Les réseaux de santé (tels que définis dans la loi n° 2002-303 du 4 mars 2002) « ont pour objet de favoriser l'accès aux soins, la coordination, la continuité ou l'interdisciplinarité des prises en charge sanitaires, notamment de celles qui sont spécifiques à certaines populations, pathologies ou activités sanitaires ». Leur activité se décline aussi sous l'angle de l'éducation à la santé, la prévention, le diagnostic et les soins. En regard des difficultés qui viennent d'être évoquées, de tels dispositifs paraissent pertinents.

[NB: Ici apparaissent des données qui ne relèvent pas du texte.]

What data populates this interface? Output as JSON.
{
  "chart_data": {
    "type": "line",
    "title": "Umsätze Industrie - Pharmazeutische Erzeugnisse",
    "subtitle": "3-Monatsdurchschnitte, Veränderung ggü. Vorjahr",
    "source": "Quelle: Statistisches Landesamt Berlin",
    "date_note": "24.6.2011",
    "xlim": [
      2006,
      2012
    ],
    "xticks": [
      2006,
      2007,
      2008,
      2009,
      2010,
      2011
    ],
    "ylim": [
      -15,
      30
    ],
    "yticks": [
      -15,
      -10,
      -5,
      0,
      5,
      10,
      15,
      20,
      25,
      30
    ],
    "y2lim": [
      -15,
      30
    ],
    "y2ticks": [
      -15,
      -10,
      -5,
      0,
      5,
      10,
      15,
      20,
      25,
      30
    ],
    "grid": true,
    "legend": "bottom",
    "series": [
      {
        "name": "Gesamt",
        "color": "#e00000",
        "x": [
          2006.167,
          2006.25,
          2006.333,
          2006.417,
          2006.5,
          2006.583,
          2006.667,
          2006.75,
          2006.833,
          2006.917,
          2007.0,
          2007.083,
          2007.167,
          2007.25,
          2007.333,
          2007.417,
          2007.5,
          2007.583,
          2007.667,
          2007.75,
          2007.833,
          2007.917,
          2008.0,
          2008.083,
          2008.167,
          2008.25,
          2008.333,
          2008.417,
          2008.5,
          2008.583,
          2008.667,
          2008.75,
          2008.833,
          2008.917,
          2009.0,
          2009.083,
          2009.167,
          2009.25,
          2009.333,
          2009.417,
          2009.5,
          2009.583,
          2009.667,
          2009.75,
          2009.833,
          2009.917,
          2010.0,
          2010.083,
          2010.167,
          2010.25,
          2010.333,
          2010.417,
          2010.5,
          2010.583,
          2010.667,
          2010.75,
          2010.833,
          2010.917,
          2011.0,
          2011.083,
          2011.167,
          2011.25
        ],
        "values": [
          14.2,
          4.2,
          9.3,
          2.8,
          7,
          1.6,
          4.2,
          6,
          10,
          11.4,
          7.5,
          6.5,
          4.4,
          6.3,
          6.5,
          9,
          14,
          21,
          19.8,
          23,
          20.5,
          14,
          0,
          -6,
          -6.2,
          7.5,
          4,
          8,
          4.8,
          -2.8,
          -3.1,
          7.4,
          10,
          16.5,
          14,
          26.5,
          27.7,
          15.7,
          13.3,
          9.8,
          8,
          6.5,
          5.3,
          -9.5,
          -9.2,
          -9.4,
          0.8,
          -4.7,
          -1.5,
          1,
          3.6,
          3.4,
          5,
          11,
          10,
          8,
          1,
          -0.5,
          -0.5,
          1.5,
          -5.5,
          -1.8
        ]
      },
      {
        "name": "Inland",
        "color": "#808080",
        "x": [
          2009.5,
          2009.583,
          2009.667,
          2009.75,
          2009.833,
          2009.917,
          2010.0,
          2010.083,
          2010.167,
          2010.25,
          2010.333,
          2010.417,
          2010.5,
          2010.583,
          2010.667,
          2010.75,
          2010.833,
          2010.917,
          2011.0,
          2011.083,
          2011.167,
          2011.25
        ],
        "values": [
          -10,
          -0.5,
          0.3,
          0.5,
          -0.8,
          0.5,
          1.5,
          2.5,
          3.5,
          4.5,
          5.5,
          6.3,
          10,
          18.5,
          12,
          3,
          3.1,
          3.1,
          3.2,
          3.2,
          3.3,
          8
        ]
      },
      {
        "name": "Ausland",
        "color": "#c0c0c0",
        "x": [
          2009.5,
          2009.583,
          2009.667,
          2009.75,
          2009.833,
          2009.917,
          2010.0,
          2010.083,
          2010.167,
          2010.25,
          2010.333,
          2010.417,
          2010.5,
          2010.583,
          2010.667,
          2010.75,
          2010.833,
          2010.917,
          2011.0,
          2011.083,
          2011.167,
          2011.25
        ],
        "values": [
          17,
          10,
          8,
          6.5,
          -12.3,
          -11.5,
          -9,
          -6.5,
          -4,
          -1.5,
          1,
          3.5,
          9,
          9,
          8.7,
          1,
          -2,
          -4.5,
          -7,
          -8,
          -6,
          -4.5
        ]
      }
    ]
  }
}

Cependant, la multiplication des réseaux, les uns centrés sur une pathologie, les autres sur une approche en santé, risque de reproduire d'autres cloisonnements, plutôt que de construire un véritable projet de soins avec et pour la personne. Les professionnels de santé du domicile sont témoins du fait que la multiplication des intervenants et des dispositifs n'est pas toujours bénéfique au patient.

Les réseaux de santé existants ont à progresser vers une réflexion collective, vers de nouvelles modalités d'organisation afin de répondre aux besoins en évitant les redondances.

Le travail en réseau appelle aussi un changement de cadres de référence autres que ceux pour lesquels nous avons été formés. La participation des usagers et de leurs proches reste encore à développer.

Le défi est bien de construire ensemble une nouvelle culture dans les relations entre professionnels de santé, mais aussi avec les professionnels du champ social et les acteurs de la politique de la ville. Quelles interactions allons-nous pouvoir construire si les formations initiales ne prennent pas en compte ces changements ? Si aucun temps de formation commune n'est envisagé entre médecins de disciplines différentes, infirmières, psychologues, assistantes sociales, éducateurs...

L'un des enjeux des réseaux de santé est de passer de la dimension du soin à celle de la santé publique, dont la santé mentale est l'une des composantes.

Prise en charge de M. R.

M. R. a 62 ans. Notre première rencontre est motivée par une prescription de vitaminothérapie liée à des complications neurologiques d'un problème d'alcoolisme chronique. Bien avant que nous ne fassions sa connaissance, il a tenté plusieurs cures de sevrage, sans succès durable. Il a été victime de plusieurs chutes qui ont entraîné une fracture de la cheville droite. Nous le voyons occasionnellement pour des traitements injectables d'antalgiques ou d'anti-inflammatoires en lien avec des problèmes de douleurs mixtes. C'est souvent l'occasion de lui ré-expliquer l'intérêt du traitement par voie orale sur la composante neuropathique de ses douleurs.

D'humeur inégale, parfois jovial et plein d'humour, il peut aussi être saisi d'accès de colère. Ces troubles du comportement sont parfois liés à l'absorption d'alcool. Dans ces cas-là, nous revenons chez lui à plusieurs reprises avant qu'il ouvre sa porte, car il est dans un sommeil profond. Il limite alors notre accès à la salle à manger, ce que nous respectons car il nous reçoit chez lui, d'autres fois il préférera s'installer dans la chambre pour le soin. Dans ces moments de troubles, nous lui proposons la visite du médecin traitant pour réévaluer avec lui la situation et le traitement, ce que généralement il accepte.

L'état de son appartement est parfois loin des "normes" ménagères et d'hygiène courantes. Ce qui nous invite avec l'accord de M. R. à reprendre contact avec le service social pour qu'une aide ménagère puisse intervenir. Souvent, il a oublié d'effectuer les formalités nécessaires pour que cette aide soit régulière.

Sa mobilité est réduite, il se déplace à l'extérieur avec des cannes anglaises et il bénéficie d'une solidarité de voisinage pour l'amener en voiture à la pharmacie ou bien au supermarché.

Lors de nos passages, nous essayons de prévenir les carences alimentaires, la déshydratation, et nous lui proposons une organisation de son quotidien pour éviter les risques de chute. En dehors de nos passages, il arrive qu'il nous appelle au cabinet pour une question ou un conseil qui constitue souvent une demande d'écoute.